In Afghanistan, from 1996 to 2001, Nawabi and other women were barred from attending school. Yet, once American forces crushed the “Talibs” (native for Taliban), she, her sisters and her fellow countrywomen were free again to pursue academics. Her father, who studied in Texas as a young college student, blessed his daughter’s scholarly accomplishment.
“For more than three decades, we (women) haven’t had the chance to come to the U.S. and study,” Nawabi said. “As a woman, this is a big achievement for me, a golden opportunity.”
An English instructor at Kabul University, Nawabi has lived in the U.S. since August. Starting this fall at the University of Mississippi, she has been studying to teach English as a second language as well as teaching a course in Dari, the official language of Afghanistan.
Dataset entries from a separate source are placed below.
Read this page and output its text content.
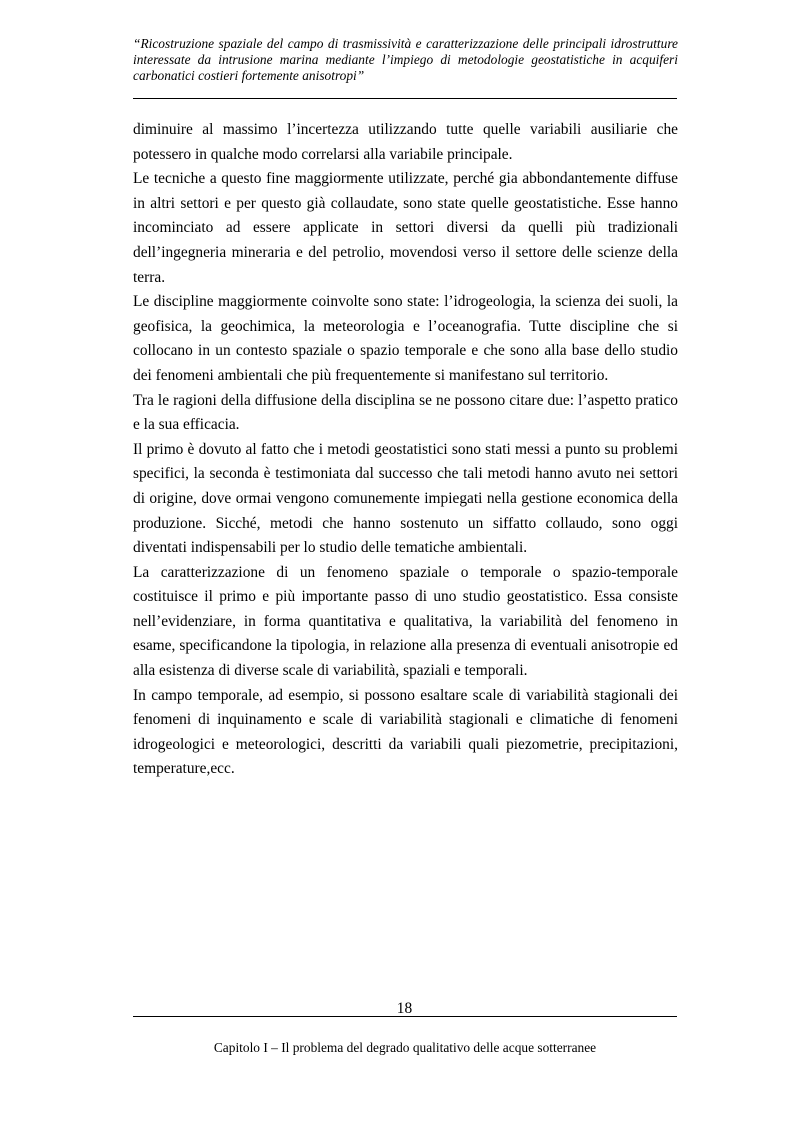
“Ricostruzione spaziale del campo di trasmissività e caratterizzazione delle principali idrostrutture interessate da intrusione marina mediante l’impiego di metodologie geostatistiche in acquiferi carbonatici costieri fortemente anisotropi”

diminuire al massimo l’incertezza utilizzando tutte quelle variabili ausiliarie che potessero in qualche modo correlarsi alla variabile principale.

Le tecniche a questo fine maggiormente utilizzate, perché gia abbondantemente diffuse in altri settori e per questo già collaudate, sono state quelle geostatistiche. Esse hanno incominciato ad essere applicate in settori diversi da quelli più tradizionali dell’ingegneria mineraria e del petrolio, movendosi verso il settore delle scienze della terra.

Le discipline maggiormente coinvolte sono state: l’idrogeologia, la scienza dei suoli, la geofisica, la geochimica, la meteorologia e l’oceanografia. Tutte discipline che si collocano in un contesto spaziale o spazio temporale e che sono alla base dello studio dei fenomeni ambientali che più frequentemente si manifestano sul territorio.

Tra le ragioni della diffusione della disciplina se ne possono citare due: l’aspetto pratico e la sua efficacia.

Il primo è dovuto al fatto che i metodi geostatistici sono stati messi a punto su problemi specifici, la seconda è testimoniata dal successo che tali metodi hanno avuto nei settori di origine, dove ormai vengono comunemente impiegati nella gestione economica della produzione. Sicché, metodi che hanno sostenuto un siffatto collaudo, sono oggi diventati indispensabili per lo studio delle tematiche ambientali.

La caratterizzazione di un fenomeno spaziale o temporale o spazio-temporale costituisce il primo e più importante passo di uno studio geostatistico. Essa consiste nell’evidenziare, in forma quantitativa e qualitativa, la variabilità del fenomeno in esame, specificandone la tipologia, in relazione alla presenza di eventuali anisotropie ed alla esistenza di diverse scale di variabilità, spaziali e temporali.

In campo temporale, ad esempio, si possono esaltare scale di variabilità stagionali dei fenomeni di inquinamento e scale di variabilità stagionali e climatiche di fenomeni idrogeologici e meteorologici, descritti da variabili quali piezometrie, precipitazioni, temperature,ecc.

18
Capitolo I – Il problema del degrado qualitativo delle acque sotterranee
In December 2008, Nawabi delivered a free, public lecture in the Croft Institute, to help educate the north Mississippi community about her homeland. The “Native to Afghanistan: Perspectives on Language and Culture” discussion revolved around Afghan customs, climate, population, traditions and languages.
“Everyone talks about the war, but I don’t want to talk about it,” Nawabi said. “I want to tell things that people don’t know about my country.”
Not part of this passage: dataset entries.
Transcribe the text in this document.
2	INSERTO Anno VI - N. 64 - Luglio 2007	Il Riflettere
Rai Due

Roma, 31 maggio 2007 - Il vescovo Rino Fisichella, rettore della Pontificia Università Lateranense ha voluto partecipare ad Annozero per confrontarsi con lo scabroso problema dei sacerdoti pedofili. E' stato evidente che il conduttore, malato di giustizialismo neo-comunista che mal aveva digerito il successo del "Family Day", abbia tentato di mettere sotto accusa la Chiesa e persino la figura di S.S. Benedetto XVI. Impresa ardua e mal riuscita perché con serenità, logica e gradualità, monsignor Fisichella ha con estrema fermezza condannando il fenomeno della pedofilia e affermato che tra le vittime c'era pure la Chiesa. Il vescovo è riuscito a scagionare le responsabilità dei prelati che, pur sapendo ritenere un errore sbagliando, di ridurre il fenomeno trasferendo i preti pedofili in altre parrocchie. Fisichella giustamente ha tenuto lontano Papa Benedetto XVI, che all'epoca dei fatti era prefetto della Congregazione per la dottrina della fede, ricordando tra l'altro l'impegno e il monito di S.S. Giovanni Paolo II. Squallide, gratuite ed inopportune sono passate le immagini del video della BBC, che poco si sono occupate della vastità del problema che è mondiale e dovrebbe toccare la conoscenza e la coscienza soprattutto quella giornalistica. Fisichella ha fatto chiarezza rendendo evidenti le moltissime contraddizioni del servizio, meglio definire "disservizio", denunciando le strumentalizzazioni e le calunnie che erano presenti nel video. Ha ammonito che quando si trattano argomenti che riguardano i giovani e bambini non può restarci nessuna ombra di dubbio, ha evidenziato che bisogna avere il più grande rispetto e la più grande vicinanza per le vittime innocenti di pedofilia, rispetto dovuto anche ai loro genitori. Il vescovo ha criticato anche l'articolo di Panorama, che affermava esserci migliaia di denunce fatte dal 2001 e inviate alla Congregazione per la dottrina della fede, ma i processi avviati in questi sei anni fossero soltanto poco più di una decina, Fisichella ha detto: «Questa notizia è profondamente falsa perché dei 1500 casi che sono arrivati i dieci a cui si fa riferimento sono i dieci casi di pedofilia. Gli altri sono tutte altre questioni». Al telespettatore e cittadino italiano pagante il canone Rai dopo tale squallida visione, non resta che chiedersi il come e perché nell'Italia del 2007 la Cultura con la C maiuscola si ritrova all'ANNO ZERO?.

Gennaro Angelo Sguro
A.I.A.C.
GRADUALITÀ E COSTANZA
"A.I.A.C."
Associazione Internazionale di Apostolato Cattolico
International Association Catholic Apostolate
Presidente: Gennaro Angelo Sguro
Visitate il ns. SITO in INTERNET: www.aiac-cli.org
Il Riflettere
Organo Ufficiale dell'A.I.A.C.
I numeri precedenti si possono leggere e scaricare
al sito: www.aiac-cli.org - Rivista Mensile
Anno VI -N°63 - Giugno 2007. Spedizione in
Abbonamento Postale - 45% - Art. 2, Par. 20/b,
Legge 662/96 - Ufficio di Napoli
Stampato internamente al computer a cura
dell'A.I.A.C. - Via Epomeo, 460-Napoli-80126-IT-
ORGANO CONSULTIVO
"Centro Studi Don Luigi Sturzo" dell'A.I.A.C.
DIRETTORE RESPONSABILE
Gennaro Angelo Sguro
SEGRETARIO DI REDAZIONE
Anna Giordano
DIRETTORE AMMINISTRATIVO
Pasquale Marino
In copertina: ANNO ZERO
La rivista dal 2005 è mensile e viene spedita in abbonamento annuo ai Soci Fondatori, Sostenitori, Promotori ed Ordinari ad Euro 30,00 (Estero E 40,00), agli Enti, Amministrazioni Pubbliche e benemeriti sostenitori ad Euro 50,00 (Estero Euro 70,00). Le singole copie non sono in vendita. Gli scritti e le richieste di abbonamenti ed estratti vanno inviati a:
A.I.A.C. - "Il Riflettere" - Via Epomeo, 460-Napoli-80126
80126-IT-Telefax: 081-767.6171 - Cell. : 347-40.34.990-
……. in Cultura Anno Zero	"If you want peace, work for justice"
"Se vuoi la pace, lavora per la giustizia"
Witnessing the recent U.S. presidential election, Nawabi recalls President-elect Barack Obama’s visit to Kabul, and the promise he made to change U.S. foreign policy.
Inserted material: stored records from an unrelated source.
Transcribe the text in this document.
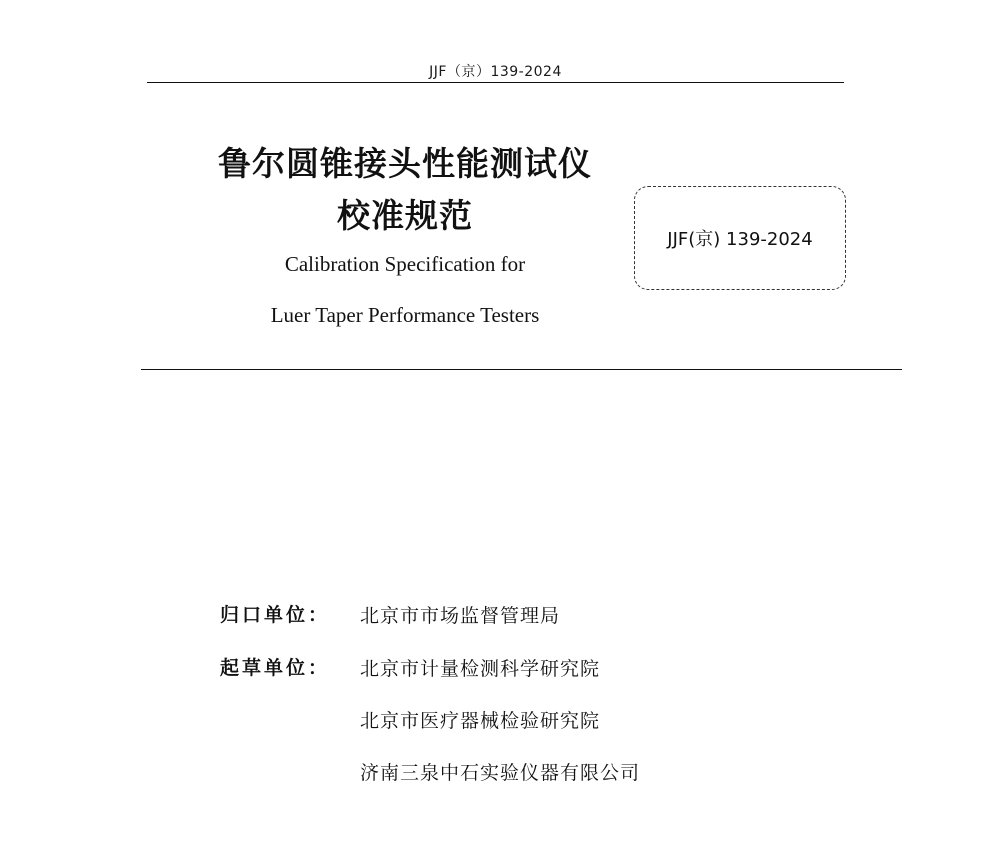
JJF（京）139-2024
鲁尔圆锥接头性能测试仪
校准规范
Calibration Specification for
Luer Taper Performance Testers
JJF(京) 139-2024
归口单位： 北京市市场监督管理局
起草单位： 北京市计量检测科学研究院
北京市医疗器械检验研究院
济南三泉中石实验仪器有限公司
“There is no connection between Al Qaeda and Afghanistan,” Nawabi said. “My country is simply a target, a place Al Qaeda is using. The Afghans really feel bad about this. We are hopeful Obama brings change.”
Esim Erdim, director of the UM Teaching English as a Second Language program and professor of modern languages, described Nawabi as an enthusiastic and motivated student who is eager to participate and share her experiences.
“For her to leave home on her own and live in a very different culture in order to gain additional knowledge has to be inspiring for other women,” Erdim said.
According to Nawabi, the greatest hurdle for Americans studying the language is pronouncing unwritten vowel sounds. For example, woman is spelled “zn” in Dari, but between the letters of “z” and “n,” an “a” sound is inserted.
“The opportunity to offer this exotic language was completely unexpected,” said Donald Dyer, UM modern languages chair and professor. “Ms. Nawabi provides more than first-rate instruction; she also serves as an important cultural resource.”
To date, Nawabi speaks highly of her time in Oxford, and she looks forward to additional new friends and experiences as her Fulbright scholarship extends through the end of the 2009 spring semester.
“People are very helpful here,” Nawabi said. “Everything has gone very well so far.”